If I may take out some of my frustration on Mark Twain, the beloved American Humorist: fuck it all. Nothing ruins my day more than when someone runs this quote up the flag pole and quickly salutes it in the middle of a debate.
Taking the quote literally implies statistics, in and of itself, is a farce and mirage of numbers. Statistics is the way we make sense of all the observations and results we tally. Without it, we would have big data sets that would be impossible for us to describe.
Using their big, fancy, statistical algorithms, Nate Silver at 538 predicted 50 out of 50 states for the 2012 campaign. Randomized controlled trials, a staple of medical research, was founded in statistics (Statistics and Science, page 6). People who view this as a literal, sagacious quote are just plain wrong about statistics.
The spirit of this quote is actually what’s important. More than any other “science,” statistics has a lot of ways it can go wrong, and it is important to be skeptical whenever someone starts to rattle of a bunch of numbers. When interpreting data, there is some leeway in how to represent the results, and I want to focus on just one of those ways: averages.
In summary, there are three types of averages:
- Mean: add all numbers in the data and divide how many numbers you added.
- Median: the central most number – the one in the middle.
- Mode: the number most represented.
Depending on what data you are looking at or, more importantly, what question you are trying to answer using that data will direct what average should be used.
Let’s take a look at a fake, payroll for personal trainers at a gym to see how these concepts can be used, appropriately or inappropriately:
The mean pay rate for this group is $24.16, the median is $17.50, and the mode is $15.00.
Without even having the original data, these results show you a lot: there is an outlier that is pushing the mean up and the median more appropriately represents what people earn at this gym. How could I tell?
The mean is the average most affected by outliers. The classic example is picture the mean income of you and your friends, then imagine it after Bill Gates joins you. Bill Gates, being a billionaire, would push the mean of the group sky high, and it would no longer truly represent the data anymore; it would make you and your friends look like multi-millionaires. The same thing is happening with these personal trainers. In reality, employee 6 is the one making a real killing at this gym, while everyone else is earning pedestrian pay in comparison.
The median is less affected by outliers. Since it is the middle most number, having data on either extreme will do little to effect it. Returning to the Bill Gates example, a median representation of the group would be intact because Bill Gates arrival would not upset the middle number in your group of friends. Returning to the personal trainers, if you pair the median with the mode, you clearly see people are earning lower and not higher.
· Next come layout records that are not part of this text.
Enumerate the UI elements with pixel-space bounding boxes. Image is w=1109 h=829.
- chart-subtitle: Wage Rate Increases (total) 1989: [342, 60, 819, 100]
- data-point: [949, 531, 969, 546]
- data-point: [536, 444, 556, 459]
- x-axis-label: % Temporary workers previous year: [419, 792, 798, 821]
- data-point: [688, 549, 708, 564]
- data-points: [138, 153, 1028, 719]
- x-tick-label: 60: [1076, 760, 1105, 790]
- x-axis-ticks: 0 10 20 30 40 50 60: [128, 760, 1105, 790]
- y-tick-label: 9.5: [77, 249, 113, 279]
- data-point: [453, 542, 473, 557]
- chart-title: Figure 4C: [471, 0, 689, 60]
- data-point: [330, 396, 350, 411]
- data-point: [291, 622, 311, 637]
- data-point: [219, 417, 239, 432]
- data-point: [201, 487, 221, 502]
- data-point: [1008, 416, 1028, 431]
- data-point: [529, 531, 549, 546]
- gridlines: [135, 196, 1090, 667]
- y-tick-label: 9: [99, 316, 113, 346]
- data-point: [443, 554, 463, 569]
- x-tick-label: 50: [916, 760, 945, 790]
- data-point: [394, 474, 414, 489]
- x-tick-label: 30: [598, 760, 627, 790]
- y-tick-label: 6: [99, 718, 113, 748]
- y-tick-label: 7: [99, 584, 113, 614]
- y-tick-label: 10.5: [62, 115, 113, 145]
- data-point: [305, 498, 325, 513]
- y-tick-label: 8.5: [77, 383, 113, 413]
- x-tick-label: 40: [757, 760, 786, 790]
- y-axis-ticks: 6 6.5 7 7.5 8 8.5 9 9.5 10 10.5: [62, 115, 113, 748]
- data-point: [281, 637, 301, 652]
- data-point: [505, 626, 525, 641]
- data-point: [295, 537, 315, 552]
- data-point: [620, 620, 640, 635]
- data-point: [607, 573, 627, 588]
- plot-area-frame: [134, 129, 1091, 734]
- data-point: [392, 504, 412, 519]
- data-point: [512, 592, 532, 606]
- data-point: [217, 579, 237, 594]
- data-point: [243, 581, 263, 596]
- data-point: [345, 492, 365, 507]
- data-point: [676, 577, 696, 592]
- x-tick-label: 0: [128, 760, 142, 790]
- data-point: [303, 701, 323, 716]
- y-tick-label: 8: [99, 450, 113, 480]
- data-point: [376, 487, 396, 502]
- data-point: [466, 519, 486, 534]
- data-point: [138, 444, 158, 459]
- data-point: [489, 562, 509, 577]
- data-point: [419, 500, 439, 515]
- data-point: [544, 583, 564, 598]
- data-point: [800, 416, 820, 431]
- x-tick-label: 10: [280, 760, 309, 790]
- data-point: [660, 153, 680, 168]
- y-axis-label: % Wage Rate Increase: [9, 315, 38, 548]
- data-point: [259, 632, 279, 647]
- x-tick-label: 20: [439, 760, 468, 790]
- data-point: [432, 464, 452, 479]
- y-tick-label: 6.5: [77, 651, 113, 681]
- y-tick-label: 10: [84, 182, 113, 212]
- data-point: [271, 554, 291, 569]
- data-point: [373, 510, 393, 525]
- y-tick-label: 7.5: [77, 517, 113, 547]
The power within the three averages is their synergistic ability; you need all three to make an informed decision. Look at what I can do if I just project one number:
- If I wanted to recruit potential talent to my gym, I could say that the average rate of pay at my gym is $24.16 (the mean). Then, string people along and bait and switch them later on
- If I wanted to fudge my budget a little bit for the upcoming year, I could try and state that my average rate is only $17.50 (the median) and forecast lower than normal. Then, get the hell out before shit hits the fan.
- If I wanted to show management how fiscally responsible I am, I could share with them that the average trainer only earns $15.00 (the mode). Then, hope like hell they don’t find out about employee #6.
As you can see, I can liberally use these definitions to support whatever image I want to project. These numbers are not inherently lying, but it is easy to pick and choose during certain circumstances.
The way to avoid being tricked by statistics is to ask what data interpretation would better answer the question that you have. Wanting to know the most frequent pay rate (the mode) and wanting to know a traditional average (mean) of all employees are two different questions that need two different data points to appropriately be answered.
I worked for a gym that was a part of a larger association. Every year, for budgetary purposes, they would give us the mean pay rate for each department. We would use this rate and multiply it by how many hours we had people working that particular position each month. It was a nightmare for reasons you should already realize; the mean is very affected by outliers and is not a true representation of what people actually earn.
Depending on how your data set (employee pay rates) looked, you could have either a windfall of extra cash or be in a deficit the entire year. Since managing expenses was a part of everyone’s review, you were wedded to data points. False narratives were easily made; if your mean was really high, it looked like you were overpaying with onboarding new employees when it really could mean you had longer, tenured staff.
I tried to ask that we do a weighted average (where you take in account two variables to determine the mean, in this case people’s pay rate AND how many hours they worked), but it fell on deaf ears. This was not because statistics itself is a lying, sentient son-of-a-bitch; it was because people had chosen the wrong metrics to guide their decision making. This is how statistics can be worse than damn lies.